American voters re-elected Barack Obama as president on Tuesday, extending the White House stay of an administration that has focused on expanding federal student aid as well as tightening regulations on colleges and universities.
Economic concerns took center stage over the course of the 2012 presidential race, as both campaigns sought to make the case for why their candidate was best equipped to lead a nation still recovering from an economic recession. Higher-education issues were often embedded in broader economic narratives. Both campaigns responded to anxiety over the cost of a college education, the unemployment rate for recent college graduates, and the burden of student-loan debt, which reached the $1-trillion milestone as the campaign was beginning this year.

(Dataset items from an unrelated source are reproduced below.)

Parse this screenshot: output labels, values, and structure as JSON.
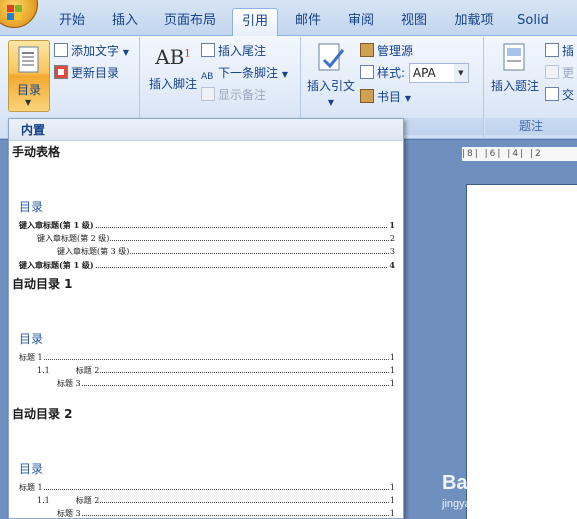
{
  "window": {
    "title_fragment": ""
  },
  "tabs": [
    {
      "label": "开始"
    },
    {
      "label": "插入"
    },
    {
      "label": "页面布局"
    },
    {
      "label": "引用",
      "active": true
    },
    {
      "label": "邮件"
    },
    {
      "label": "审阅"
    },
    {
      "label": "视图"
    },
    {
      "label": "加载项"
    },
    {
      "label": "Solid"
    }
  ],
  "ribbon": {
    "toc_group": {
      "toc_button": "目录",
      "add_text": "添加文字",
      "update_toc": "更新目录"
    },
    "footnotes_group": {
      "insert_footnote": "插入脚注",
      "insert_endnote": "插入尾注",
      "next_footnote": "下一条脚注",
      "show_notes": "显示备注",
      "footnote_icon_text": "AB",
      "footnote_icon_sup": "1"
    },
    "citations_group": {
      "insert_citation": "插入引文",
      "manage_sources": "管理源",
      "style_label": "样式:",
      "style_value": "APA",
      "bibliography": "书目",
      "group_label": "书目"
    },
    "captions_group": {
      "insert_caption": "插入题注",
      "insert_table_figures": "插",
      "update_table": "更",
      "cross_reference": "交",
      "group_label": "题注"
    }
  },
  "gallery": {
    "header": "内置",
    "items": [
      {
        "title": "手动表格",
        "toc_heading": "目录",
        "lines": [
          {
            "text": "键入章标题(第 1 级)",
            "page": "1"
          },
          {
            "text": "键入章标题(第 2 级)",
            "page": "2"
          },
          {
            "text": "键入章标题(第 3 级)",
            "page": "3"
          },
          {
            "text": "键入章标题(第 1 级)",
            "page": "4"
          }
        ]
      },
      {
        "title": "自动目录 1",
        "toc_heading": "目录",
        "lines": [
          {
            "text": "标题 1",
            "page": "1"
          },
          {
            "num": "1.1",
            "text": "标题 2",
            "page": "1"
          },
          {
            "text": "标题 3",
            "page": "1"
          }
        ]
      },
      {
        "title": "自动目录 2",
        "toc_heading": "目录",
        "lines": [
          {
            "text": "标题 1",
            "page": "1"
          },
          {
            "num": "1.1",
            "text": "标题 2",
            "page": "1"
          },
          {
            "text": "标题 3",
            "page": "1"
          }
        ]
      }
    ]
  },
  "document": {
    "ruler": "|8| |6| |4| |2"
  },
  "watermark": {
    "line1": "Bai@经验",
    "line2": "jingyan.baidu.com"
  }
}
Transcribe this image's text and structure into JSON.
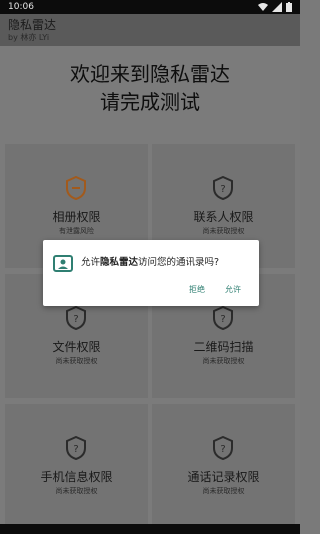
{
  "status": {
    "time": "10:06"
  },
  "appbar": {
    "title": "隐私雷达",
    "subtitle": "by 林亦 LYi"
  },
  "headline": {
    "line1": "欢迎来到隐私雷达",
    "line2": "请完成测试"
  },
  "cards": [
    {
      "label": "相册权限",
      "sub": "有泄露风险"
    },
    {
      "label": "联系人权限",
      "sub": "尚未获取授权"
    },
    {
      "label": "文件权限",
      "sub": "尚未获取授权"
    },
    {
      "label": "二维码扫描",
      "sub": "尚未获取授权"
    },
    {
      "label": "手机信息权限",
      "sub": "尚未获取授权"
    },
    {
      "label": "通话记录权限",
      "sub": "尚未获取授权"
    }
  ],
  "dialog": {
    "prefix": "允许",
    "app_name": "隐私雷达",
    "suffix": "访问您的通讯录吗?",
    "deny": "拒绝",
    "allow": "允许"
  },
  "colors": {
    "accent": "#2f7f72",
    "warning": "#a25a1c"
  }
}
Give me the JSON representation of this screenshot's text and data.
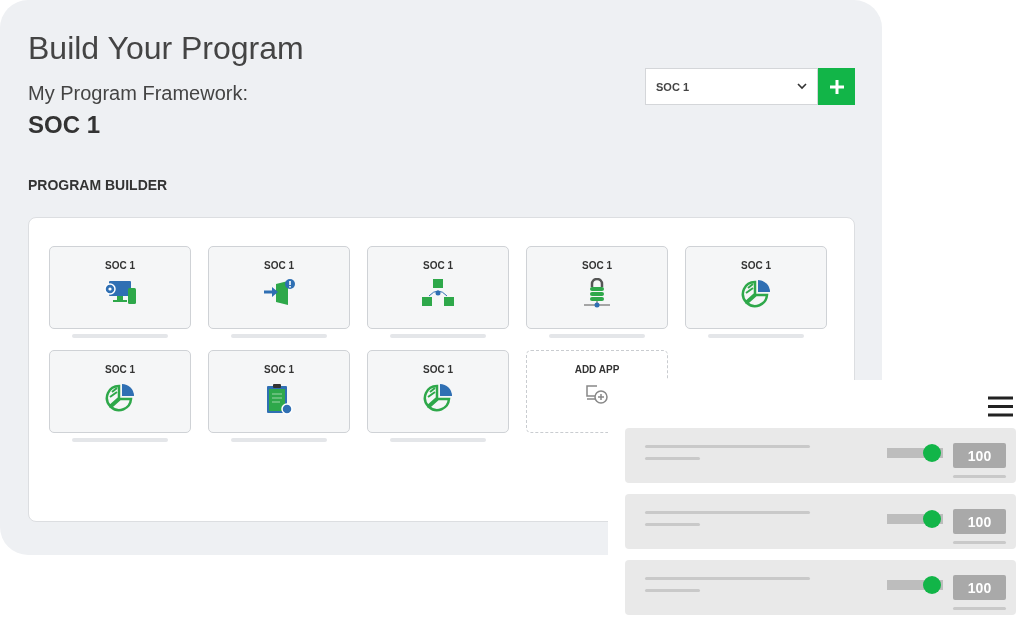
{
  "title": "Build Your Program",
  "framework_label": "My Program Framework:",
  "framework_value": "SOC 1",
  "framework_select": {
    "value": "SOC 1"
  },
  "section_label": "PROGRAM BUILDER",
  "apps": [
    {
      "kind": "devices",
      "label": "SOC 1"
    },
    {
      "kind": "door",
      "label": "SOC 1"
    },
    {
      "kind": "folders",
      "label": "SOC 1"
    },
    {
      "kind": "lock",
      "label": "SOC 1"
    },
    {
      "kind": "pie",
      "label": "SOC 1"
    },
    {
      "kind": "pie",
      "label": "SOC 1"
    },
    {
      "kind": "clipboard",
      "label": "SOC 1"
    },
    {
      "kind": "pie",
      "label": "SOC 1"
    },
    {
      "kind": "add",
      "label": "ADD APP"
    }
  ],
  "rows": [
    {
      "level": 0.9,
      "value": "100"
    },
    {
      "level": 0.9,
      "value": "100"
    },
    {
      "level": 0.9,
      "value": "100"
    }
  ]
}
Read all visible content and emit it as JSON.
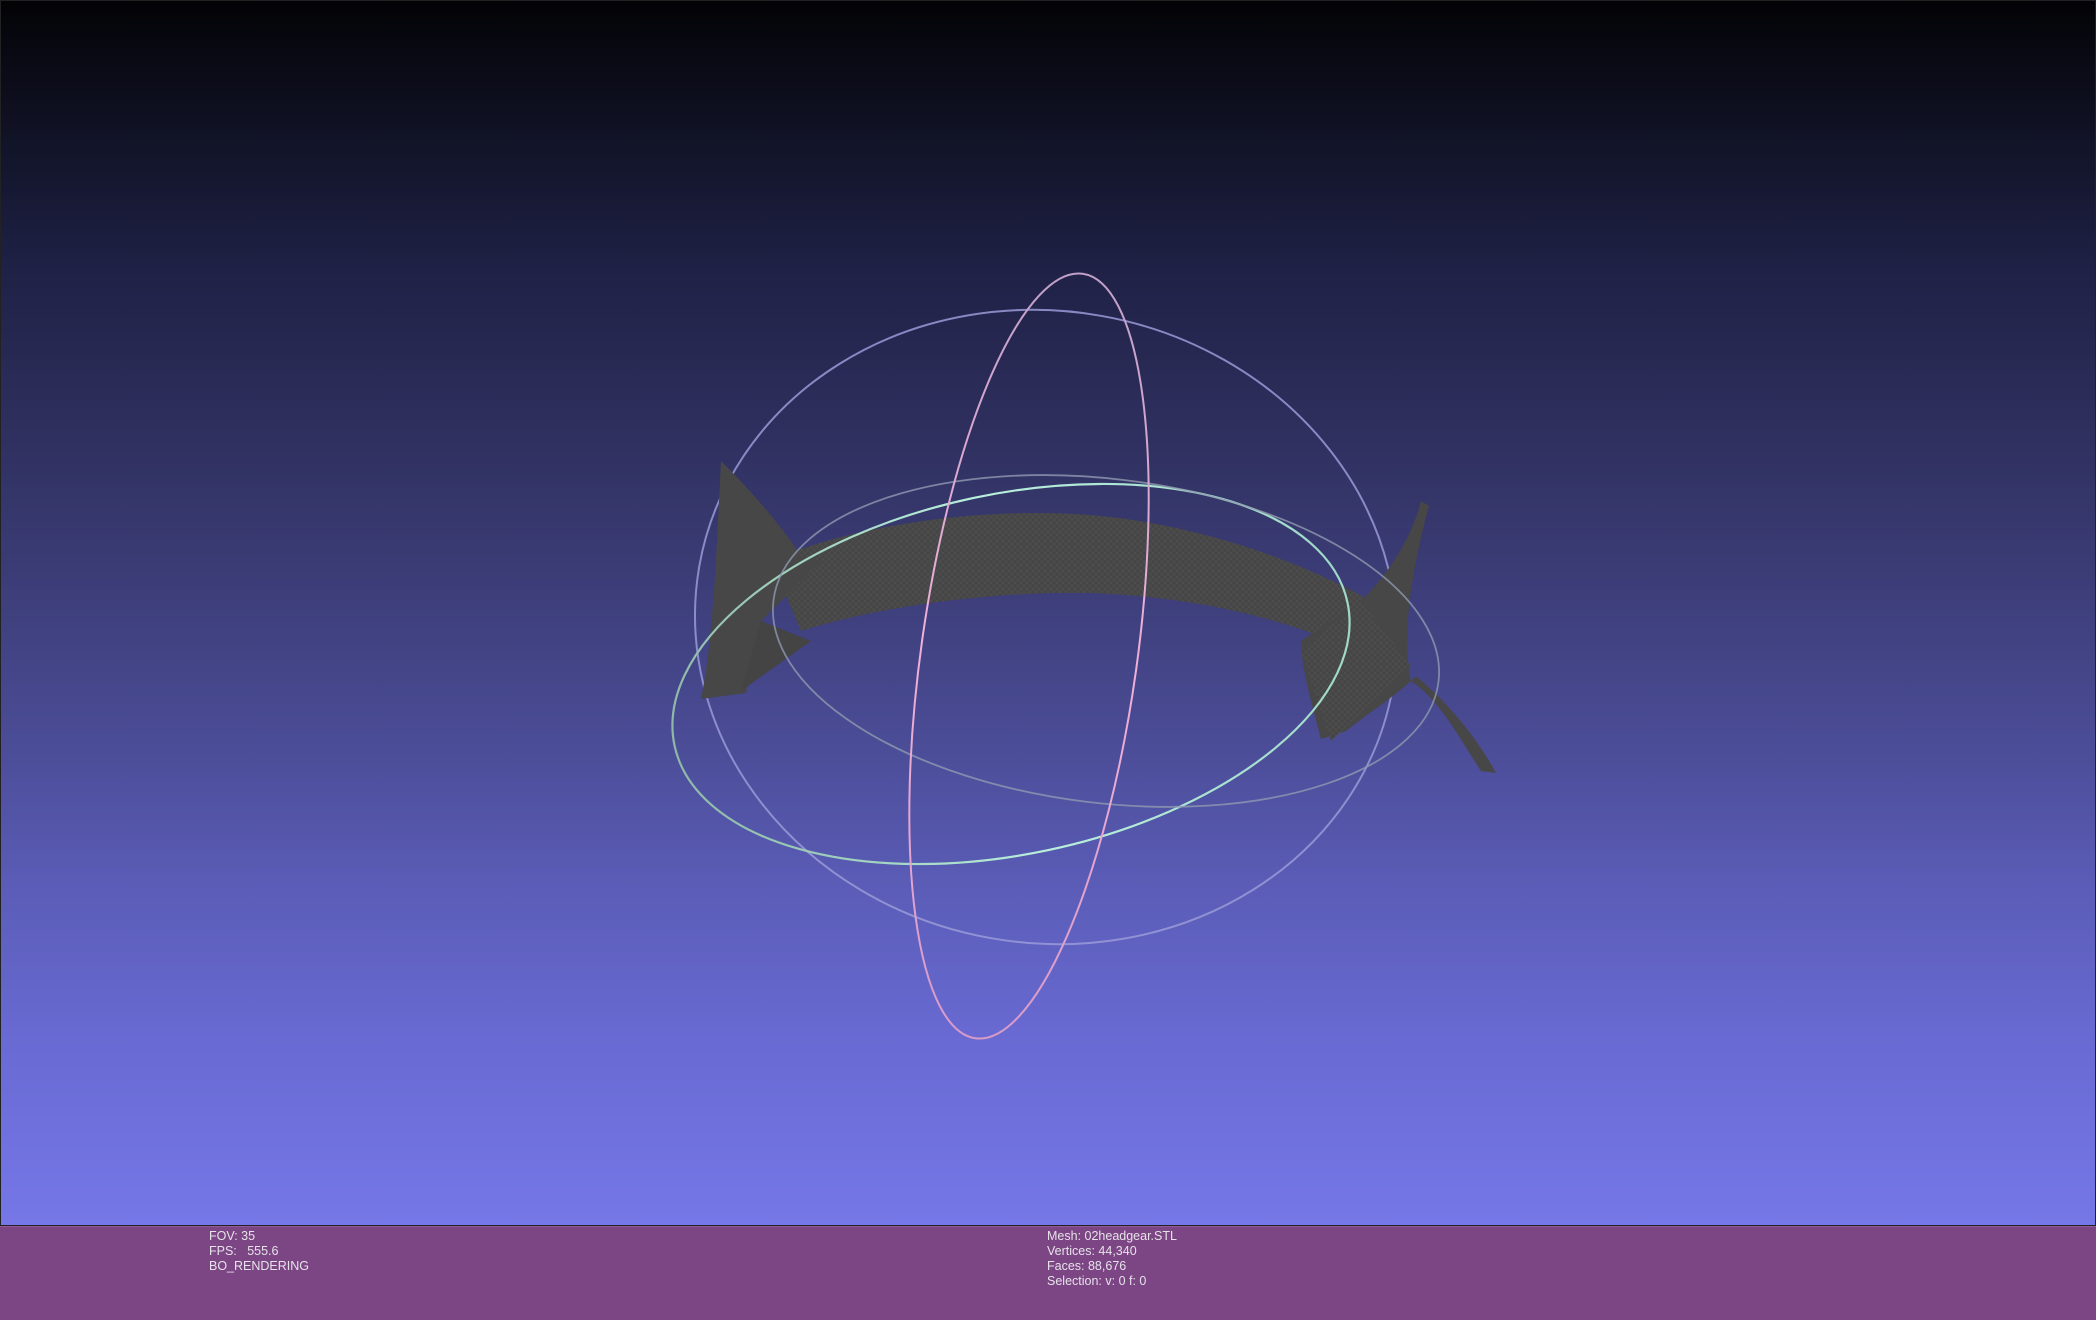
{
  "viewer": {
    "background": {
      "top_color": "#030306",
      "bottom_color": "#7677e8"
    },
    "mesh_color": "#474747",
    "trackball": {
      "ring_horizontal_color": "#9ee6c8",
      "ring_vertical_color": "#f0a6d4",
      "ring_frontal_color": "#b4b4f0"
    }
  },
  "info_bar": {
    "background": "#7c4684",
    "left": {
      "fov": "FOV: 35",
      "fps": "FPS:   555.6",
      "render_mode": "BO_RENDERING"
    },
    "right": {
      "mesh": "Mesh: 02headgear.STL",
      "vertices": "Vertices: 44,340",
      "faces": "Faces: 88,676",
      "selection": "Selection: v: 0 f: 0"
    }
  }
}
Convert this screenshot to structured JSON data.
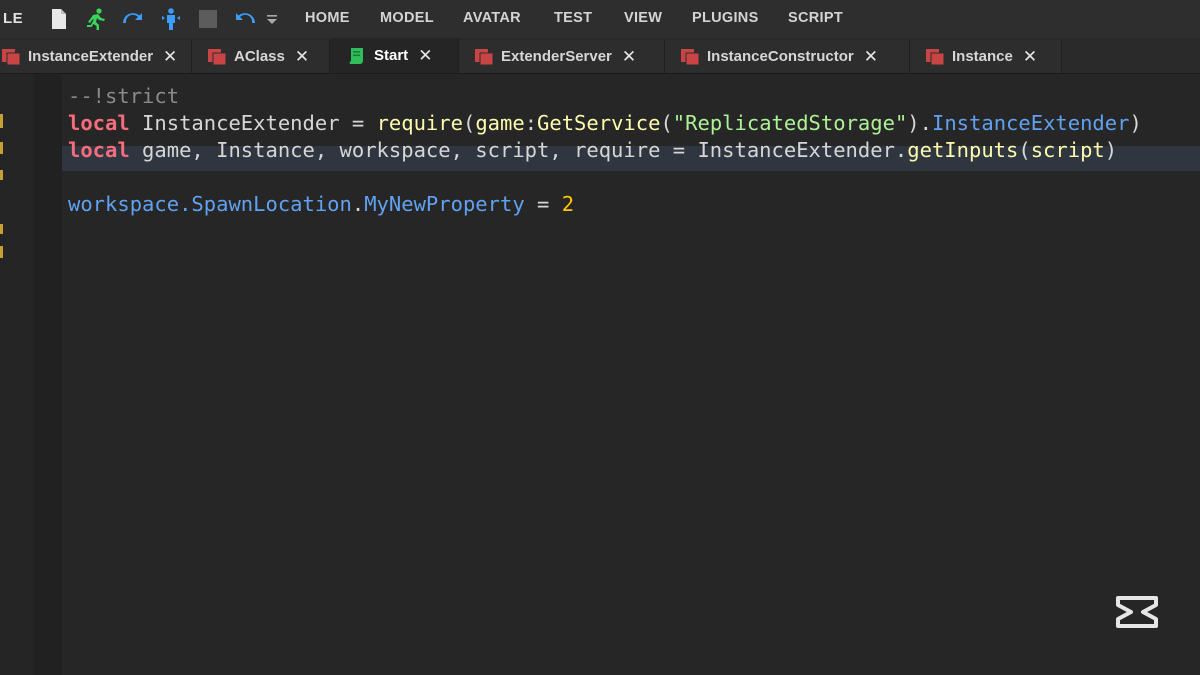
{
  "toolbar": {
    "file_label": "LE",
    "quick_access_icons": [
      "new-file-icon",
      "run-icon",
      "redo-icon",
      "play-here-icon",
      "stop-icon",
      "undo-icon",
      "customize-dropdown-icon"
    ],
    "menu": [
      "HOME",
      "MODEL",
      "AVATAR",
      "TEST",
      "VIEW",
      "PLUGINS",
      "SCRIPT"
    ]
  },
  "tabs": [
    {
      "label": "InstanceExtender",
      "icon": "module-script-icon",
      "active": false
    },
    {
      "label": "AClass",
      "icon": "module-script-icon",
      "active": false
    },
    {
      "label": "Start",
      "icon": "script-icon",
      "active": true
    },
    {
      "label": "ExtenderServer",
      "icon": "module-script-icon",
      "active": false
    },
    {
      "label": "InstanceConstructor",
      "icon": "module-script-icon",
      "active": false
    },
    {
      "label": "Instance",
      "icon": "module-script-icon",
      "active": false
    }
  ],
  "tab_close_glyph": "✕",
  "code": {
    "lines": [
      "--!strict",
      "local InstanceExtender = require(game:GetService(\"ReplicatedStorage\").InstanceExtender)",
      "local game, Instance, workspace, script, require = InstanceExtender.getInputs(script)",
      "",
      "workspace.SpawnLocation.MyNewProperty = 2",
      ""
    ],
    "tokens": {
      "l1_comment": "--!strict",
      "l2_kw": "local",
      "l2_var": " InstanceExtender = ",
      "l2_fn_require": "require",
      "l2_p1": "(",
      "l2_game": "game",
      "l2_colon": ":",
      "l2_fn_getservice": "GetService",
      "l2_p2": "(",
      "l2_str": "\"ReplicatedStorage\"",
      "l2_p3": ").",
      "l2_prop": "InstanceExtender",
      "l2_p4": ")",
      "l3_kw": "local",
      "l3_vars": " game, Instance, workspace, script, require = InstanceExtender.",
      "l3_fn": "getInputs",
      "l3_p1": "(",
      "l3_arg": "script",
      "l3_p2": ")",
      "l5_ws": "workspace.",
      "l5_prop1": "SpawnLocation",
      "l5_dot": ".",
      "l5_prop2": "MyNewProperty",
      "l5_eq": " = ",
      "l5_num": "2"
    }
  },
  "colors": {
    "keyword": "#f86d7c",
    "builtin_function": "#fdfbac",
    "property": "#61a1f1",
    "string": "#adf195",
    "number": "#ffc600",
    "comment": "#8a8a8a",
    "text": "#d6d6d6",
    "module_script_icon": "#c94545",
    "script_icon": "#2fbe5b"
  },
  "watermark_icon": "capcut-logo-icon"
}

Discussing higher-education policies on the campaign trail, Mr. Obama touted his administration's expansion of federal aid programs, which included increasing funds for Pell Grants and a more generous income-based repayment program for student loans. His campaign trumpeted as a success the end of the federal bank-based lending program, a change that proponents said converted wasteful taxpayer subsidies for banks into direct aid for students.
In offering policies to speed up the economic recovery, the president often highlighted the role of community colleges in career training, proposing a program that would provide federal money to community colleges and states with the goal of training about two million workers.
With Mr. Obama's re-election, "we expect to see that continued emphasis on what our institutions do," said David S. Baime, senior vice president for government relations and research at the American Association of Community Colleges.
Looking forward to a second Obama term, many other higher-education advocates said they expected the president's support for federal student-aid programs to continue, albeit under increased budgetary pressure as Congress wrestles with a host of difficult fiscal issues in the coming months.
A re-elected President Obama will most likely continue to sidestep a bitterly divided Congress and seek to change education policy through his own executive and regulatory authority, higher-education advocates said.
Over the past four years, the Obama administration has argued that it will not wait for Congress to pass what it has viewed as needed education reforms in both schools and higher education.
Some of the administration's executive action has been relatively uncontroversial. The president signed an executive order aimed at strengthening consumer protections for student veterans, for instance. More recently, the administration used a regulatory maneuver to speed up the start of the more generous repayment program for borrowers of federal loans.
Other executive action has been more fraught. For-profit colleges have protested the regulatory scrutiny they've received from the Department of Education, while traditional institutions have also expressed concern over what they view as unnecessary and burdensome requirements.
The Obama administration over the past four years "sharply expanded the federal government's role in overseeing colleges and universities, often with no evidence that there was a serious problem that needed regulation," said Terry W. Hartle, senior vice president for government and public affairs at the American Council on Education. He cited as examples some of the Education Department's regulations on gainful employment, state authorization of online programs, and academic issues like the definition of a credit hour.
"We assume, unfortunately, that their willingness to impose comprehensive regulations on postsecondary institutions will continue unabated," Mr. Hartle said.
More specifically, Robert L. Moran, director of federal relations and policy analysis at the American Association of State Colleges and Universities, said he expected the administration to continue its "aggressive push on program integrity," such as the forthcoming regulations on teacher-education programs.
One unanswered question going into Mr. Obama's second term is how—and with how much gusto—his administration will forge ahead with the president's stated goal of reducing by half the rate of tuition growth over the next decade. Mr. Obama said in this year's State of the Union address and in a later speech at the University of Michigan that he wanted to tie some federal aid to an institution's ability to slow the growth of tuition.
During the campaign this year, Mr. Obama cited that plan, along with more generous loan-repayment programs, as part of his college-affordability agenda.
Some higher-education advocates said it was unclear how much of the president's plan for cutting tuition growth was political rhetoric and how much would translate into actual policy proposals. The administration has not laid out the specifics of how it would go about achieving its goal.
"There is no proposal as yet," said Mr. Hartle. "The administration has discussed it a great deal this year—including discussions with the higher-education community—but they never put a formal proposal together."
As Congressional races concluded, Democrats were set to hold on to their majority in the Senate, and Republicans retained their control of the House of Representatives. The leadership of the Congressional education committees will remain roughly the same, though Sen. Lamar Alexander of Tennessee is likely to replace Sen. Michael B. Enzi of Wyoming as the top Republican on the Senate education committee because Mr. Enzi's term as ranking member is limited.
At a minimum, the debate over reauthorizing the Higher Education Act will take shape during the next Congress, some of which will be affected by how federal aid programs fare during the negotiations in the coming months over the deficit and expiring tax cuts.
The "immediate, looming crisis" facing President Obama is the so-called fiscal cliff, Mr. Hartle said. He added, however, that it's difficult to predict how the lame-duck session of Congress and the newly elected lawmakers will handle those issues because they may get wrapped up in larger deals.
The automatic spending cuts that will occur on January 1 unless Congress acts would have a modest impact on higher-education programs, with the exception of federal research support, which would be decimated, Mr. Hartle said.